#56 「真空が引き出すお米のうまさ!」

真空にヒントあり

日本の主食といえばご飯です。つまり、日本の家電メーカーにとっておいしいご飯の炊ける炊飯器の開発は、プライドをかけた課題。高度経済成長期の「三種の神器」と言われた昔から、メーカーは日々炊飯技術を磨いてきたのです。

そんな中で真空炊飯器が登場したのは2006年。当時、圧力釜が注目を集めている時期でしたが、圧力釜にもウィークポイントがありました。それは圧力釜であっても、炊く前に米がしっかりと水を吸収していないと芯まで柔らかくならない、ということでした。そこで、水の吸引を促すために真空技術が導入されたのです。

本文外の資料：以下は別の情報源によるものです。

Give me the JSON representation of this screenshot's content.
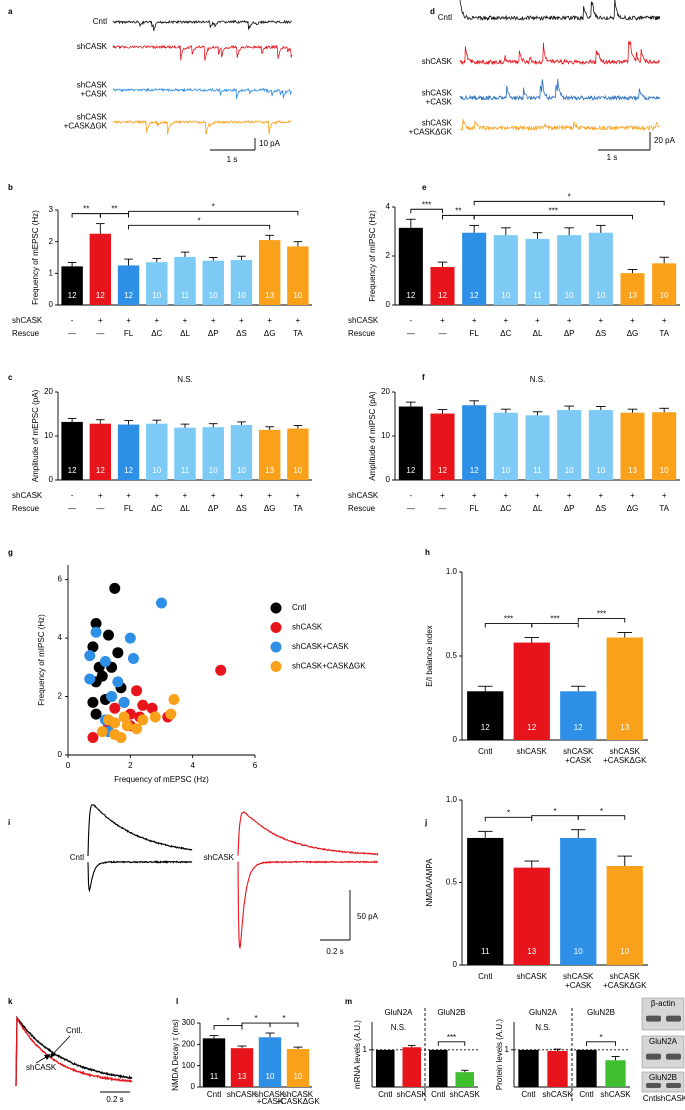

炊飯器のなかの空気を抜いて真空にして、米の中の空気を抜きます。そこで真空をやめると米が水を吸引してたっぷり水分を含んだご飯が炊けるという仕組みです。これを一度ではなく何度か繰り返すことで、ご飯を柔らかくするだけではなく、米のうま味を米の周囲にまとわせるといった付加価値をつけることにも成功。おいしいご飯が炊ける炊飯器開発の執念が、真空という技術をおいしさの側に引き寄せたのかもしれません。